The emphasis on ethanol has also drawn criticism from environmentalists and others who complain that it will create more problems. Because the United States makes ethanol from corn, it has already caused price increases, for example, for tortillas in Mexico. Brazil makes ethanol from sugar cane, and critics say increased production would result in further deforestation of the Amazon.

Greenpeace issued a statement saying that limits on carbon emissions, which Bush opposes, would be a better way to reduce greenhouse gases blamed for global warming. "The U.S. government must take a giant leap forward quickly in order to make the necessary steps to combat global warming," said John Coequyt, an energy specialist with Greenpeace. "An aggressive focus on ethanol, without a federally mandated cap on emissions, is simply a leap sideways."

Some specialists, though, said the deal could have a significant impact on energy.

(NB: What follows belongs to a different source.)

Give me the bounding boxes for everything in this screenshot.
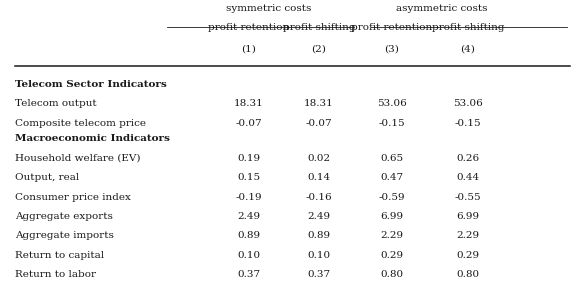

"This is the first effort to jump-start a Western Hemisphere ethanol market, involving both trade and local development, which would reduce the pressure of high oil prices on the balance of payments of countries in the region," said Dan Yergin of Cambridge Energy Research Associates. "It also represents the fact that Brazil is moving to the fore as an energy leader, along with Venezuela, in the region."

But analysts expressed skepticism that Bush would be able to wean Latin Americans away from Chávez. "Bush may be aiming at Chávez with his 'ethanol diplomacy,' but Lula clearly is not," said Mark Weisbrot, co-director of the Center for Economic and Policy Research in Washington. "He is happy to have good commercial relations with the United States and expand these in any area, but he has made it clear that he is not going to downgrade his good relations with Venezuela."

The ethanol pact came as Bush sought to renew U.S. commitments to a region estranged from the United States. The president appeared irritated when a Brazilian journalist asked during a brief news conference what he was doing to "make up for the losses" in relations with the region.

"I strongly disagree with your description of U.S. foreign policy," Bush replied. "That may be what people say, but it's certainly not what the facts bear out."

The president repeated his assertion that he has doubled direct foreign assistance to Latin America to $1.6 billion since 2001, without mentioning that his latest budget actually proposes cutting that aid to $1.47 billion. Moreover, analysts question his math, saying he is using a false comparison to exaggerate increases in aid.

Rogerio Schmitt, a political analyst here, said Lula hoped to use the meeting with Bush to project himself as an alternative to Chávez, able to enter partnerships with leaders of all ideological leanings. Whether the United States would equally benefit by being seen as an alternative to Chávez is another matter, he said. "Most people in Brazil see Chávez as a lunatic, a fool," Schmitt said. "But his popularity here is still probably higher than President Bush's."

The ethanol alliance follows Bush's pledge to reduce the projected use of gasoline in the United States by 20 percent over the next 10 years.

Brazil, a pioneer in biofuel technology since the 1970s, has become the world's largest exporter of ethanol and reinvented its own economy as a result. About 40 percent of Brazil's non-diesel gasoline consumption has been replaced by ethanol, and more than 70 percent of the cars and trucks now sold in Brazil are flex-fuel vehicles that consume either gasoline or ethanol.

The effects of that economic transformation can be seen on the streets of this city, where all service stations sell ethanol and gasoline. At a typical station, ethanol is about $3 a gallon compared with about $5 a gallon for gas.